Home MondeL’Argentine répète-t-elle le cas du Brésil ? Mythes et vérités sur l’avancée de l’Église évangélique dans la politique locale

L’Argentine répète-t-elle le cas du Brésil ? Mythes et vérités sur l’avancée de l’Église évangélique dans la politique locale

by Clara Dubois

L’arrivée massive de pasteurs évangéliques au Parlement argentin, illustrée par la récente photo de Karina Milei recevant la bénédiction de responsables religieux, soulève des interrogations sur l’influence croissante de ce groupe sur la politique du pays. Cette poussée, comparable à celle observée au Brésil, pourrait redéfinir les débats sur des questions sociétales majeures comme l’avortement et l’éducation.

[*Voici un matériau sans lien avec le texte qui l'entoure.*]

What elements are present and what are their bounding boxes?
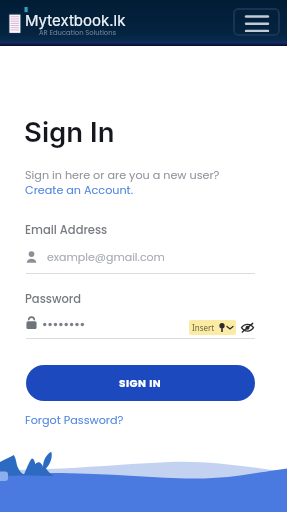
button[interactable]: Create an Account. [25,182,134,198]
button[interactable]: Show password [241,323,254,332]
button[interactable]: Forgot Password? [25,412,124,428]
staticText: example@gmail.com [47,249,165,264]
staticText: Insert [192,322,215,333]
staticText: Create an Account. [25,182,134,198]
button[interactable]: SIGN IN [26,365,255,401]
staticText: Email Address [25,222,108,238]
staticText: Sign In [24,115,115,148]
staticText: Forgot Password? [25,412,124,428]
staticText: Sign in here or are you a new user? [25,167,220,183]
button[interactable]: Menu [233,8,280,36]
button[interactable]: Insert [192,322,233,333]
staticText: SIGN IN [119,376,162,391]
staticText: AR Education Solutions [39,28,117,38]
staticText: Password [25,291,81,307]
staticText: Mytextbook.lk [25,11,126,29]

Avec l’entrée au Congrès, à partir du 10 décembre, de sept députés et de deux sénateurs issus de La Libertad Avanza, le poids des évangéliques dans les institutions argentines ne cesse de croître. Ce phénomène s’ajoute à la présence déjà notable de pasteurs dans certains gouvernements provinciaux. L’étude Conicet de 2019 révèle que 15,3 % de la population argentine, soit plus de sept millions de personnes, se déclare évangélique, un chiffre en augmentation, notamment dans le nord-ouest du pays où le catholicisme perd du terrain.

La campagne électorale récente a vu de nombreux gouverneurs et candidats rechercher activement le soutien de ce secteur, multipliant les visites dans les temples et nouant des alliances. À Santa Fe, par exemple, le législateur Walter Ghione, également pasteur, a joué un rôle clé dans la réforme constitutionnelle qui a supprimé la religion officielle. Maximiliano Pullaro, gouverneur de la province, compte également Ghione parmi ses alliés.

L’influence évangélique se manifeste également au niveau national. Gabriel Mraida, ministre du Développement humain et de l’Habitat, est lui-même pasteur, et Nadia Márquez, future sénatrice de Neuquén, est issue d’une famille de pasteurs. Ces nouveaux élus pourraient faire progresser leur agenda sur des questions sensibles telles que la famille, l’avortement, l’éducation sexuelle et la santé mentale, comme cela a été le cas au Brésil.

Cependant, Christian Hooft, président de l’Alliance chrétienne des Églises évangéliques (ACIERA), nuance cette vision d’un bloc homogène. « Il n’y a pas de blocage évangélique », affirme-t-il, dénonçant une attitude « discriminatoire » qui ne s’applique pas aux catholiques ou aux juifs. Il souligne que les législateurs évangéliques ne votent pas nécessairement de la même manière sur toutes les questions.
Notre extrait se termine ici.